There’s a lot more to it, obviously, but everything else is scaffolding that increases the effectiveness of the core processes.
In this issue you’ll read about a range of educators working on various continuous improvement projects and reflecting on the processes and their results. Julie Holmes explains how the High Tech High Teacher Center has integrated continuous improvement into their credentialing program, Julie Ruble describes how she used continuous improvement to change reading instruction in her classroom, Michelle Pledger describes her experience combining culturally responsive pedagogy with continuous improvement, Ben Daley outlines findings from the HTH GSE’s facilitation of a state-wide network of high schools using continuous improvement to help more students of color and students from low-income families attend college, and Rodrigo Arancibia and Cesar Fernandez interview Escondido High School principal Adriana Lepe-Ramirez about her experience with this work.
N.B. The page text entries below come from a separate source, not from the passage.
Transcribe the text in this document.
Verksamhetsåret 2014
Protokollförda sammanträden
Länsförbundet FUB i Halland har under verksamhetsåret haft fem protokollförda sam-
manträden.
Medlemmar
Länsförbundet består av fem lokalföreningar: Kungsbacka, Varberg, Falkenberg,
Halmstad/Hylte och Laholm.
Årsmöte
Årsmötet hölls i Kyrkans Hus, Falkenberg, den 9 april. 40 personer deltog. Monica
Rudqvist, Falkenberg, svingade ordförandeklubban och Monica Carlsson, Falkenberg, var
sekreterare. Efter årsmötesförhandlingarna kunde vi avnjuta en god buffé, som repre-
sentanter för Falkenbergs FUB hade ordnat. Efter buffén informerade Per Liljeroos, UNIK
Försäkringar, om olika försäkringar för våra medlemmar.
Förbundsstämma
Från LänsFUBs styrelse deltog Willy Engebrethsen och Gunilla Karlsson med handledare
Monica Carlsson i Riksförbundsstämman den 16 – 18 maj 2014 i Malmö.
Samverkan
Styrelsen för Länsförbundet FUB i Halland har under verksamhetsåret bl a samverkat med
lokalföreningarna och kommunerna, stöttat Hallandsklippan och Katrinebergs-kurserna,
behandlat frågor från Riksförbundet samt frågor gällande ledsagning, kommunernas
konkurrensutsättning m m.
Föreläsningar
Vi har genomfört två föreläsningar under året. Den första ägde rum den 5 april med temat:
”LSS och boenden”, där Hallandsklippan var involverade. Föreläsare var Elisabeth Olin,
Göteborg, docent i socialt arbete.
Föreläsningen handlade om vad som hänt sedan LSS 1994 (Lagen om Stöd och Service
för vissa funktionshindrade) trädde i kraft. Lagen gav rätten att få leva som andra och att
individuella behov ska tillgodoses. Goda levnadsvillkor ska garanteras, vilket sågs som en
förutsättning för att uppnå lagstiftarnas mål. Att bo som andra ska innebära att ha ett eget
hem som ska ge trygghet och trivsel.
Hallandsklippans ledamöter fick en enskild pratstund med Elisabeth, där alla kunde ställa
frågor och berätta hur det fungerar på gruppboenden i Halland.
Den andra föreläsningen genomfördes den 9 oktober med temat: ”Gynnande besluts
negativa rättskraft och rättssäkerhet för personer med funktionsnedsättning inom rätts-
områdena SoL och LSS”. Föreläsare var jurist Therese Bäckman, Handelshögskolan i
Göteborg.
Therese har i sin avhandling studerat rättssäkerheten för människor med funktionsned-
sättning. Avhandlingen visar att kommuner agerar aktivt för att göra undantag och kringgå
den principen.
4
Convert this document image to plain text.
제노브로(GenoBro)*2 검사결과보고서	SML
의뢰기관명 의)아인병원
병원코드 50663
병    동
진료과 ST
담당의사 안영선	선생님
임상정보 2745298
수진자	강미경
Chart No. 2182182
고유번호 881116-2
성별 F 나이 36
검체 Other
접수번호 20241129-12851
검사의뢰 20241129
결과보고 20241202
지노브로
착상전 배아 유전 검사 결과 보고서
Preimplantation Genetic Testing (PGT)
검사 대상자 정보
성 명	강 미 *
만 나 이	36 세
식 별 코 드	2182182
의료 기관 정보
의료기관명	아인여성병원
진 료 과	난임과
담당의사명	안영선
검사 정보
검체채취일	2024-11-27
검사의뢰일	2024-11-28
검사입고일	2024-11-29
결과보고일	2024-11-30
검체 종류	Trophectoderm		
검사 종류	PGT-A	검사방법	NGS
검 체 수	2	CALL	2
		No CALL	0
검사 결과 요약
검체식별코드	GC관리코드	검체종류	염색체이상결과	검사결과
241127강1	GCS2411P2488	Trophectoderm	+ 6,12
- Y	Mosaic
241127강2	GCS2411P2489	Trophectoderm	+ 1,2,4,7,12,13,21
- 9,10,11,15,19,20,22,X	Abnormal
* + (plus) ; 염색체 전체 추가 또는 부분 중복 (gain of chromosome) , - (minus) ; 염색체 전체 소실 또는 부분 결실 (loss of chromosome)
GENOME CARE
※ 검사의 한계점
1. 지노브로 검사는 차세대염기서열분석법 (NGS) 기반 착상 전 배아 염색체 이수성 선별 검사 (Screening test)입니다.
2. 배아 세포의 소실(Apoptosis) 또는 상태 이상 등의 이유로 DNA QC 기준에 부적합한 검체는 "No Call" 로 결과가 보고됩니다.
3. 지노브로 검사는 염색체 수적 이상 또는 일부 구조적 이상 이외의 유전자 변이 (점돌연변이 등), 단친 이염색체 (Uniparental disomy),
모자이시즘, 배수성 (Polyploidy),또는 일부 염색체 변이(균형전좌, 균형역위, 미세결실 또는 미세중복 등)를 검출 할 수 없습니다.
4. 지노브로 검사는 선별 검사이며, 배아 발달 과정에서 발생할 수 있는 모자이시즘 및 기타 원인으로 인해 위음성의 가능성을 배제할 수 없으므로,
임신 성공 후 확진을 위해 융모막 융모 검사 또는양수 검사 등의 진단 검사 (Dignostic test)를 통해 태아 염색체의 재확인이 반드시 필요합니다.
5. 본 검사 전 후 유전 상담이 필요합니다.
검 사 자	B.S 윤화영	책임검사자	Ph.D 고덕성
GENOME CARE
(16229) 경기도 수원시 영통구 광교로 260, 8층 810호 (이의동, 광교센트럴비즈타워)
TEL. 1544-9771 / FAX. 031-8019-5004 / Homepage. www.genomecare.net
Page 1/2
Finally, Daisy Sharrock, Katerina Milvidskaia, and Curtis Taylor illuminate the stories behind their current work with networks of teachers and administrators combining “lesson study” with continuous improvement. We also included a glossary on pages six.
Enjoy!
Dr. Alec Patton
Editor
1. These three questions are adapted from Langley, G. L., Moen, R., Nolan, K. M., Nolan T. W., Norman C. L., & Provost L. P.(2009). The Improvement Guide: A Practical Approach to Enhancing Organizational Performance. Jossey-Bass Publlishers.